Some of the well known civic action groups and other organizations participating include:

American Civil Liberties Union, Common Cause, the Center for Media Justice, ColorOfChange, DailyKos, Demand Progress, Democracy for America,, the Electronic Frontier Foundation, Engine Advocacy, Fight for the Future, the Free Press Action Fund, the Future of Music Coalition, Greenpeace USA, the Harry Potter Alliance, the Media Alliance, the Media Mobilizing Project, MoveOn, the National Hispanic Media Coalition, OpenMedia, Popular Resistance,, the Progressive Change Campaign Committee, Progressives United, the Other 98%, RootsAction, Rootstrikers, the Sierra Club, SumOfUs, Voqal, Women, Action & the Media, the Writers Guild of America, East, and the Writers Guild of America, West.

What exactly are all these websites doing?

All of the participating websites are putting up a JavaScript widget or interstitial that shows a spinning icon meant to imitate a slow-loading site. The site itself will not actually load slower than you're used to.

Exactly what you'll see depends on the site you visit.
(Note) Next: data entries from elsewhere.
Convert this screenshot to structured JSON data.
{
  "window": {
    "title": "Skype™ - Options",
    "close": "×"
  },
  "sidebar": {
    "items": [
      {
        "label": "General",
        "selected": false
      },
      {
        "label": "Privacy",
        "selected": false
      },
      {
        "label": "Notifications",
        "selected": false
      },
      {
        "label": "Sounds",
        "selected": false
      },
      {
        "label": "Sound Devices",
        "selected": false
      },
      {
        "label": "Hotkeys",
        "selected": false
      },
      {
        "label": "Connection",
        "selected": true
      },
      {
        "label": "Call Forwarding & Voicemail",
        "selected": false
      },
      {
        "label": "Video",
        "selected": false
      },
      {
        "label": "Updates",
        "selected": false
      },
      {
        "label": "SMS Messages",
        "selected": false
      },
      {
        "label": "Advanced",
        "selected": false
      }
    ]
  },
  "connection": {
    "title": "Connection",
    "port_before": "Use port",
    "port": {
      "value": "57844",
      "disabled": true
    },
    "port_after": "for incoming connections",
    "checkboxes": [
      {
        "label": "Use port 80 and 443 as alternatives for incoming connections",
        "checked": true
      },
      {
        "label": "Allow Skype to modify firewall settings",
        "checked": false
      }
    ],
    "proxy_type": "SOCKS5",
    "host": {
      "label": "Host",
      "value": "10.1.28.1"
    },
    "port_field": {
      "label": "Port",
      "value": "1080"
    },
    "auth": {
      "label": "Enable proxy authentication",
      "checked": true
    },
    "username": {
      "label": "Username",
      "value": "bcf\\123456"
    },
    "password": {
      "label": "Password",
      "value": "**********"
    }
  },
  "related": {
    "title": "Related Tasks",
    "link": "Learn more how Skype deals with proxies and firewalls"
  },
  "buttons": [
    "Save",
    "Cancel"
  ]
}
There are two standard JavaScript widgets: a small one as you see here and a larger one that you can see at the top of this post. Vimeo is also using its own version with a video explaining why it's against the FCC's proposed regulations. All of the widgets can be dismissed by simply clicking an "X" button.

What can I do to participate?

If you live in the U.S., the most effective thing you can do is submit your own comment to the FCC (whether for or against). The easiest way to do this is to visit the EFF's DearFCC website, which has a simple form you can fill out. Just make sure you submit your comment before September 15.

If you want to support the initiative you can embed a JavaScript widget on your own website. You can also change your Twitter icon to a spinning icon. The code and images for all these actions are available on

The Internet Slowdown is a one-day event and all participating sites will return to normal on Thursday.